This sheet is the only proof we possess that Galileo really performed quantitative experiments, and that he compared measured values with the calculated ones. At the sheet we see a drawing with a vertical axis carrying the numbers 300, 600, 800, 1000 and two horizontal ones. Between these there are drawn five curves, starting almost horizontally at the intersection between the vertical axis and the first horizontal one. The curves end at the second horizontal axis where we also find different numbers (800, 1172, …).

Everyone who knows a little about Galileo’s free fall research, about his inclined plane experiments, and his description of cannon ball flights in the Discorsi will see that these curves are trajectories of free parabolic flights of bodies (or one body) starting at a common point. We may suppose that the numbers 300 etc. are the heights of fall in “punti” as Galileo expressed (equivalent to 0.9 mm). How to create such a parabolic flight? Quite easily: by means of a jumping-hill device, in which spheres roll down an inclined plane and at its end jump off horizontally. We do not know the exact shape of Galileo’s device (how steep it was, and so on), but in principle it had to be a device like the one in Fig. 7.

The whole example displays Galileo’s theoretical knowledge, as well as his experimental skill, and the conceptual problems he had to face. In other words, it shows in a nutshell some important parts of the real process of scientific research. In this article we can’t discuss all interpretations of this experiment Galileo also faced here the problem of rotational energy, which he could not explain.
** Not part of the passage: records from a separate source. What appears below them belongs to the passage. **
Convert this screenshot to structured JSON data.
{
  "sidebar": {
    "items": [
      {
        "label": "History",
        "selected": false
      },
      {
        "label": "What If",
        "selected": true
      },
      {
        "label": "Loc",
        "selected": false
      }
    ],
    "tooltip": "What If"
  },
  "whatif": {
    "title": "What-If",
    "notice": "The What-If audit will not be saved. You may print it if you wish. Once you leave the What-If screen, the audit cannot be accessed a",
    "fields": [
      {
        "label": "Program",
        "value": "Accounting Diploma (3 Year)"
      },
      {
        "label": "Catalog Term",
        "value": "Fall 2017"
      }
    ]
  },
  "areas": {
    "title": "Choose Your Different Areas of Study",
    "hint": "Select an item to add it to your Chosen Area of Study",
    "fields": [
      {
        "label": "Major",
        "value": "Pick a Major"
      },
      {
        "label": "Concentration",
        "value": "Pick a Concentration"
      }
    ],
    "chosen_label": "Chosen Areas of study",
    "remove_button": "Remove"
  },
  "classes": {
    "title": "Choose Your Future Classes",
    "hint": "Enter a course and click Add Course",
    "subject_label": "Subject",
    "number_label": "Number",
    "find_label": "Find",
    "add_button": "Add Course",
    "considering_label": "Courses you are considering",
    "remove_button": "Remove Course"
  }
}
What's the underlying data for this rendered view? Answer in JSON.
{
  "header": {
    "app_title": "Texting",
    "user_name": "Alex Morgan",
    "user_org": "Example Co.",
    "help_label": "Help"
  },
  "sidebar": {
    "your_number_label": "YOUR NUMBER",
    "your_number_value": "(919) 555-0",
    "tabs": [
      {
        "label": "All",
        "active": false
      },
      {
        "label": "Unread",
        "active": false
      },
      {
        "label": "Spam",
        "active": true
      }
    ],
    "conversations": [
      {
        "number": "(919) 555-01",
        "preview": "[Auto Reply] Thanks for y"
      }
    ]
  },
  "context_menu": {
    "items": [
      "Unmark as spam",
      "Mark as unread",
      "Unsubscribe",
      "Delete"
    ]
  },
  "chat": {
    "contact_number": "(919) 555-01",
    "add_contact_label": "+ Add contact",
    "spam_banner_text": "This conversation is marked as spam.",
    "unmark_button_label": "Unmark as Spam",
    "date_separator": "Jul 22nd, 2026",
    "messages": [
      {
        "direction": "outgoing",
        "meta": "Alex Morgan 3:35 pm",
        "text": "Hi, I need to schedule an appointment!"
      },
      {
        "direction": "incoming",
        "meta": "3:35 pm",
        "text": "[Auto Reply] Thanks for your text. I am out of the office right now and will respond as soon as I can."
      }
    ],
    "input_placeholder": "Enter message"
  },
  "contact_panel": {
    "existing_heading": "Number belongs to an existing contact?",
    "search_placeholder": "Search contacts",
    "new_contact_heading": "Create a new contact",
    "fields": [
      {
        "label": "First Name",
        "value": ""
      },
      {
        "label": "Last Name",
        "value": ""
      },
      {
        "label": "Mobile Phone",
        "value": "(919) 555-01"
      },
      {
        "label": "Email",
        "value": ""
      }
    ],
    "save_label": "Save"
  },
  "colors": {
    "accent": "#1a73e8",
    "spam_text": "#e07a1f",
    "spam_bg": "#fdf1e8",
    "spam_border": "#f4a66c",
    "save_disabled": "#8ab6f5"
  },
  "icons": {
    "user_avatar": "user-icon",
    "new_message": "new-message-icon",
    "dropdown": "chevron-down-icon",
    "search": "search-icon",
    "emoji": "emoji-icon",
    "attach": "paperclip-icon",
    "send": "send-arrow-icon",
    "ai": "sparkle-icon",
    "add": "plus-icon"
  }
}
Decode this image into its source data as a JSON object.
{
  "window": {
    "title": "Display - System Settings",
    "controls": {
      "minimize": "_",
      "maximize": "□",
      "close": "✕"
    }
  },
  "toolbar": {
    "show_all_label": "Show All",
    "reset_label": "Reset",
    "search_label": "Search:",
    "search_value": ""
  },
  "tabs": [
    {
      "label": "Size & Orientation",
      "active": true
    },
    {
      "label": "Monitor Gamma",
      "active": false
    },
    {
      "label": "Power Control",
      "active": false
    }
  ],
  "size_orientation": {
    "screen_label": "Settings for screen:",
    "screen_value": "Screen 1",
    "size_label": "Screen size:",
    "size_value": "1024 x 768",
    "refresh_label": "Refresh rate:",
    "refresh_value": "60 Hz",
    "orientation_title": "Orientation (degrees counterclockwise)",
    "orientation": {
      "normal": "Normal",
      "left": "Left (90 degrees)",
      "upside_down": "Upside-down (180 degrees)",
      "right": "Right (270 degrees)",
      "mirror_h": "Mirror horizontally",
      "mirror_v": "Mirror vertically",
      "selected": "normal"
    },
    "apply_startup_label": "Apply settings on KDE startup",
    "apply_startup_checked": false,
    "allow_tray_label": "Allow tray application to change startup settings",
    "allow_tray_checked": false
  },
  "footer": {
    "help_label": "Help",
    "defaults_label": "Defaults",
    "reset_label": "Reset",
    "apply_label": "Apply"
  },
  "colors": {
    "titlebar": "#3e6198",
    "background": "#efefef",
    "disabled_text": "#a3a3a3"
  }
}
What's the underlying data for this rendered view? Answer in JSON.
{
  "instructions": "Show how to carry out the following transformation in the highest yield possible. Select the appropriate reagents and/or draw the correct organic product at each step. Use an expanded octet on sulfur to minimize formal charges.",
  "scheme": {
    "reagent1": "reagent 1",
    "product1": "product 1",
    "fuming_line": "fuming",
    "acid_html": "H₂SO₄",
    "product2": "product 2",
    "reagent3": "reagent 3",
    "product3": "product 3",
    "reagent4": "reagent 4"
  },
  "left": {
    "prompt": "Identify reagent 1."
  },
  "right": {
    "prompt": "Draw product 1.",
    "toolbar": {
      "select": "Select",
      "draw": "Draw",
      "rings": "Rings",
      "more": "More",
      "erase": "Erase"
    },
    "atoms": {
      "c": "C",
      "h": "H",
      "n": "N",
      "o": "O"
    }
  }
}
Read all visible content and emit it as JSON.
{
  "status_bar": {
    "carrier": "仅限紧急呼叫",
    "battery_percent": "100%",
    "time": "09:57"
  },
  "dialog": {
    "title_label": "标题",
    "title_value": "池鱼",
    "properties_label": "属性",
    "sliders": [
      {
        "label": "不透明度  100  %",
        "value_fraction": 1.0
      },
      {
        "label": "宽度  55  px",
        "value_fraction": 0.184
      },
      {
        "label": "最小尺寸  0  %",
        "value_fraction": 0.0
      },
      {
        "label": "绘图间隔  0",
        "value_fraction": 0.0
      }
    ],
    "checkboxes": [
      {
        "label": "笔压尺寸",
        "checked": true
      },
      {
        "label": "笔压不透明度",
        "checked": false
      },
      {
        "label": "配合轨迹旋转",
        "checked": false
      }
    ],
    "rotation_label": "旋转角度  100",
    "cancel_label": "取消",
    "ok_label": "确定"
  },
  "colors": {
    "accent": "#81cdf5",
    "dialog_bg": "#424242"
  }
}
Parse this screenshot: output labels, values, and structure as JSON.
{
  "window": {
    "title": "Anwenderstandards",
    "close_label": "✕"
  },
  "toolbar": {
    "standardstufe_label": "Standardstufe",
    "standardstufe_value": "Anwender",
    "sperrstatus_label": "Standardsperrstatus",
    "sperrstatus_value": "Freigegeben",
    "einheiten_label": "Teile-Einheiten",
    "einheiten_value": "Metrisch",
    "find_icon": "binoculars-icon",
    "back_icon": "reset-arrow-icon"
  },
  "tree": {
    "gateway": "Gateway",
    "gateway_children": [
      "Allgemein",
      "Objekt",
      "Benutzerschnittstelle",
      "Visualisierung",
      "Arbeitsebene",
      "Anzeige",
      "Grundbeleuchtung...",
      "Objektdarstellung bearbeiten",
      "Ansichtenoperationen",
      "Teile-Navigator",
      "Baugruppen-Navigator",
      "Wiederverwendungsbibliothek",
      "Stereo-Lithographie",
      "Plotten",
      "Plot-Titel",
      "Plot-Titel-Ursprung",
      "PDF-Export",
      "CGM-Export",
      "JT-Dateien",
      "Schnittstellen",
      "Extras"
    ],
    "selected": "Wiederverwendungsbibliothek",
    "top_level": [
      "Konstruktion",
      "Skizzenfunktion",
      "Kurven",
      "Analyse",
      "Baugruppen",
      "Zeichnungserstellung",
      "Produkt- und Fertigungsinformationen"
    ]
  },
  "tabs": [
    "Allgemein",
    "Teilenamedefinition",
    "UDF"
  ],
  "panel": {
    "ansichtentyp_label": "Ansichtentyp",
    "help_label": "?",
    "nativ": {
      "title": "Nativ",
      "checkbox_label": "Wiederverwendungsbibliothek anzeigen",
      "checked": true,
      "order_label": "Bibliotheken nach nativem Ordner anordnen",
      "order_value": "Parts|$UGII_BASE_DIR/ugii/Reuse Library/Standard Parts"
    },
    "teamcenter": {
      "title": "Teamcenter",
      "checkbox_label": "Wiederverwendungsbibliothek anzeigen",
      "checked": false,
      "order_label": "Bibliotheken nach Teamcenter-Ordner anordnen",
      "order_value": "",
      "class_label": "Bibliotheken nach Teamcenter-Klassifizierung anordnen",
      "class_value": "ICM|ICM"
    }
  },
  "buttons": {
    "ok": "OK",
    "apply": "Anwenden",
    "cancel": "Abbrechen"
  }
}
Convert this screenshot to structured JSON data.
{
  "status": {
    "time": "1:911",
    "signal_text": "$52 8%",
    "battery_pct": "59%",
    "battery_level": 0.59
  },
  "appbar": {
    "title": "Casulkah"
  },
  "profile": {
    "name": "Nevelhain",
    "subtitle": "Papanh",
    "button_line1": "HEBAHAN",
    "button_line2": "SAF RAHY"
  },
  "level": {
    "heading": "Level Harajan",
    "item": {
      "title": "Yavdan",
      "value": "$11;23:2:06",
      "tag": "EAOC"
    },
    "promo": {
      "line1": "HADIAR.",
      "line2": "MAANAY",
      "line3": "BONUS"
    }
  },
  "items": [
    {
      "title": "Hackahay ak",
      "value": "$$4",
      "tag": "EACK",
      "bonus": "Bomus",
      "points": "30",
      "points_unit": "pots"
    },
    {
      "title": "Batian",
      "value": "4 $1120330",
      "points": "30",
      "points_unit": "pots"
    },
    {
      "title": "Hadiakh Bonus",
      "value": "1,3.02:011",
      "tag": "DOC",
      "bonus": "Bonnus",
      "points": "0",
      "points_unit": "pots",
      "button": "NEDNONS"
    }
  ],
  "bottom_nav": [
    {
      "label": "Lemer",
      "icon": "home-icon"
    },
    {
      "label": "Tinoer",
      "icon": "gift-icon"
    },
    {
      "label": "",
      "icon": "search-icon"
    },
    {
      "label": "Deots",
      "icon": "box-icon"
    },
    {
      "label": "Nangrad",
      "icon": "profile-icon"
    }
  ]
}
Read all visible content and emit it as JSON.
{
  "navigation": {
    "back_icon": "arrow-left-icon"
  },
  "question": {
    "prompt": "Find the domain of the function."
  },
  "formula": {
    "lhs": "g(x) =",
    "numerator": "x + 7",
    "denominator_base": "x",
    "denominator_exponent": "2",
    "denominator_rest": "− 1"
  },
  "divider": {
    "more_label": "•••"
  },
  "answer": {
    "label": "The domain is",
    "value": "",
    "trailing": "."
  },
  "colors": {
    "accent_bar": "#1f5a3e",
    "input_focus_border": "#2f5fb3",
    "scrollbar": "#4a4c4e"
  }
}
This leads to the pedagogic question: How should a scientist behave when he can’t solve a problem?

Altogether one can uncover in the sheet 116v several very different puzzles:

Was the intention of Galileo to test whether the horizontal distance of a ‘jump’ was proportional to the horizontal end velocity of the sphere, after rolling down the jumping-hill device?

The concept of instantaneous velocity and how this was measured was a big problem for Galileo and his time. It was a philosophical problem: is it possible to have an infinite number of different velocities between two fixed values of it? And it was a mathematical problem as well: how to deal with the instantaneous velocity when neither calculus nor analytical geometry were yet available?

Perhaps he accepted thesis 1 for whatever reason and wanted to prove by experiment that the end velocity is proportional to the square root of the height?

This interpretation, if true, would be of great importance, because v ~ √H is equivalent to the law of free fall H ~ t2! Had he accepted v ~ t, Galileo could easily obtain H ~ t2 from v ~ √H.

But it is also possible that this is only the most interesting solution of this puzzle today rather than the true one!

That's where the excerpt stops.